Cigarettes are so harmful because they contain over 7,000 chemicals, including formaldehyde, nicotine, cyanide and carbon monoxide. Needless to say, these chemicals are very harmful to the body and they can spread to all your internal organs. With regards to fertility, they can cause permanent damage to eggs, sperm and the genetic material they contain.
It comes as no surprise, therefore, that both male and female smokers have twice the risk of infertility as compared to non-smokers. According to the American Society for Reproductive Medicine (ASRM), available biological, experimental and epidemiological data shows that 13% of infertility cases may be attributable to smoking. Worse still, cigarettes are addictive and the more you smoke in a day, the higher your risk for fertility problems.
We know that a pregnant woman should never ever smoke, as it can cause miscarriage, pregnancy complications and birth defects. But a woman should be concerned about the effects of smoking well before she is pregnant. In women, cigarette smoke can accelerate the loss of eggs. This in turn leads to the early onset of menopause, which can be made faster by up to four years states the ASRM.
Smoking therefore adversely affects a woman’s chance of success if she undergoes IVF, as fewer eggs will be retrieved. Women smokers are also more likely to develop pregnancy complications like miscarriage, ectopic pregnancies and preterm labour. Cigarettes are equally harmful to men, as they cause hormonal imbalance, sperm abnormality, erectile dysfunction, as well as decrease sperm count, motility and ability to fertilise eggs.

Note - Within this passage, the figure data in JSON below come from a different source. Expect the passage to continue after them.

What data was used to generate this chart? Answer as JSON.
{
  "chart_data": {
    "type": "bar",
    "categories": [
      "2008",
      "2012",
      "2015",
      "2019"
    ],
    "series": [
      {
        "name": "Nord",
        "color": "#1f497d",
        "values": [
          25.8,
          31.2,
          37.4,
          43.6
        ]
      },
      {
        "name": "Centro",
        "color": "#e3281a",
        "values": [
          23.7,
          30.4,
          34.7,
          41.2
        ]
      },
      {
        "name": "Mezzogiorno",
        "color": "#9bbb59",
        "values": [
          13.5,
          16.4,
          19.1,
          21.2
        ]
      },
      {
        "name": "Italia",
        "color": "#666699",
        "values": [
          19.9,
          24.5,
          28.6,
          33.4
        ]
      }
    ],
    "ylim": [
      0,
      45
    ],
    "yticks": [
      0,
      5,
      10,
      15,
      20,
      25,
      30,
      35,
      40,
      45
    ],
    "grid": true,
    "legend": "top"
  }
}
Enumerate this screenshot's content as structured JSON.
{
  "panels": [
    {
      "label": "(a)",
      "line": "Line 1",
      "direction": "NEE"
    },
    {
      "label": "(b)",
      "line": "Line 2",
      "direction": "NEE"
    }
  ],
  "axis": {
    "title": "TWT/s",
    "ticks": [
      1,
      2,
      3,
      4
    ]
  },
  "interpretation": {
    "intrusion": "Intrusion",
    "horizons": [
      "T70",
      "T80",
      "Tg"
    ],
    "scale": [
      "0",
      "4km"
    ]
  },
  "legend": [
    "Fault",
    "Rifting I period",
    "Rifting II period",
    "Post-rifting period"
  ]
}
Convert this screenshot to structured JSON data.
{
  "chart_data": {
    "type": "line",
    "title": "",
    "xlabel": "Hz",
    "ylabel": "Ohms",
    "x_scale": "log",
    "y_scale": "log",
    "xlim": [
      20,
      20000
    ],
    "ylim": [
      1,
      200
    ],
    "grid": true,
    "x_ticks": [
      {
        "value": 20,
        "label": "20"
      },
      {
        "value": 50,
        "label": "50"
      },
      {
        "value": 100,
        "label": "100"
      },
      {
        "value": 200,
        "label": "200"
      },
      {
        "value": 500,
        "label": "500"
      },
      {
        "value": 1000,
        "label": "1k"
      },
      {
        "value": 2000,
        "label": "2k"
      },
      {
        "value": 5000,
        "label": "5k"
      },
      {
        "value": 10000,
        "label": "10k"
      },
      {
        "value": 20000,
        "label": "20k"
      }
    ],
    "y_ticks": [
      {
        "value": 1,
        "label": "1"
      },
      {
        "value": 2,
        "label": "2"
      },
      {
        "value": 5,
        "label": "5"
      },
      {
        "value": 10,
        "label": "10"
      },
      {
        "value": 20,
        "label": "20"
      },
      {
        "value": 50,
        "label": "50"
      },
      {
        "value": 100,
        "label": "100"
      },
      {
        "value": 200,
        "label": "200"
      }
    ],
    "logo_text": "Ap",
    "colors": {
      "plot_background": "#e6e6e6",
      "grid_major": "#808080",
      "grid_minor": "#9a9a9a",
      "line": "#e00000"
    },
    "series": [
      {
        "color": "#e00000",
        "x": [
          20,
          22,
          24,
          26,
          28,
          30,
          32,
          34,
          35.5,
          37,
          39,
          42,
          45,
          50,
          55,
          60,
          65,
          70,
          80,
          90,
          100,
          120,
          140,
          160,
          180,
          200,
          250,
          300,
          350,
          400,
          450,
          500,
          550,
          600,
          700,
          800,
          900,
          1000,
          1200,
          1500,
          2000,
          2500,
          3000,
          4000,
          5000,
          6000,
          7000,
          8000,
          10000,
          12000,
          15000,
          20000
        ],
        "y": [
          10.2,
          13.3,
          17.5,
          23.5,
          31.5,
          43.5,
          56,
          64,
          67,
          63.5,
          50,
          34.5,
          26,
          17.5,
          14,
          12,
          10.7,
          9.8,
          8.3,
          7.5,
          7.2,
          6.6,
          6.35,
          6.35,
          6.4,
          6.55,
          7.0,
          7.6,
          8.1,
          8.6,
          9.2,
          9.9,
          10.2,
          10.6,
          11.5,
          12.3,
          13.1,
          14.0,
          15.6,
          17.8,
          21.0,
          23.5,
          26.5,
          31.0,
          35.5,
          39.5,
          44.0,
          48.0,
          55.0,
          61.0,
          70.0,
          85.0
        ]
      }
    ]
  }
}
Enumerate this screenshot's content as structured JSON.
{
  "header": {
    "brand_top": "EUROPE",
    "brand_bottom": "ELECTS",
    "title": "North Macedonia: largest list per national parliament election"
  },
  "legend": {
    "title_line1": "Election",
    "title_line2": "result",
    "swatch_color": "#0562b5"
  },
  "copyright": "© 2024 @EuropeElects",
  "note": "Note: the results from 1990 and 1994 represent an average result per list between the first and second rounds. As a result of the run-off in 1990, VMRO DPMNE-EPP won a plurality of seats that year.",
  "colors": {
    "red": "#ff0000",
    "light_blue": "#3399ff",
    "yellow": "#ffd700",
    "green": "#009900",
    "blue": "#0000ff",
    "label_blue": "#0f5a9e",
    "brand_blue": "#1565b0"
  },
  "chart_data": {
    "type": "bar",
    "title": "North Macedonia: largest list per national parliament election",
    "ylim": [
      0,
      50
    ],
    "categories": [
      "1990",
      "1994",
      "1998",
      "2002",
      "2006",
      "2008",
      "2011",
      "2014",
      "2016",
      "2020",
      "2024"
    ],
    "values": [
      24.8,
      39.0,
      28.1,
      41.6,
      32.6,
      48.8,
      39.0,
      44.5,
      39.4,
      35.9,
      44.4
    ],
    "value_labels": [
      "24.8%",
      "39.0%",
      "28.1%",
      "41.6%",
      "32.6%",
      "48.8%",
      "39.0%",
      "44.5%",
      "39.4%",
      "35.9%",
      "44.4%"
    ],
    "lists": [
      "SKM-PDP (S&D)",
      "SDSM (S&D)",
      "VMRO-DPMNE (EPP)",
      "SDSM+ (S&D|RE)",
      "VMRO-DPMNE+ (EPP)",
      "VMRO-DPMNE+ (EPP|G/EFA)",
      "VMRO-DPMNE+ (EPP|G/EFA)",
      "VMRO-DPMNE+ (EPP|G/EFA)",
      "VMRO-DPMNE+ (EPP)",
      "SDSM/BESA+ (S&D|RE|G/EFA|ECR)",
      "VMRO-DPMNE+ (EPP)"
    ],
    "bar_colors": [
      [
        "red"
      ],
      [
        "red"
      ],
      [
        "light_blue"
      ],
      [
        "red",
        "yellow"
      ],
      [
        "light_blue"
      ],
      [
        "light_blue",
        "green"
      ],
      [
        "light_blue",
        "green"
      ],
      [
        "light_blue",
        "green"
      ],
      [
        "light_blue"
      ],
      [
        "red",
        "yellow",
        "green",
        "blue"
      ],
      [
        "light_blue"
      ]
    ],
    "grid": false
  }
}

But beyond that, men who smoke also put their non-smoking partners at risk. Research has shown that non-smoking women, who are constantly exposed to second-hand cigarette smoke, can suffer from a higher risk of infertility as well.
Therefore, if you have plans of starting a family, it is best for you (and/or your partner) to kick the smoking habit immediately. Fortunately, it is believed that most of the negative effects of smoking can be reversed within about a year of quitting. However, it is important to bear in mind that once a woman’s eggs have been lost, they cannot be retrieved.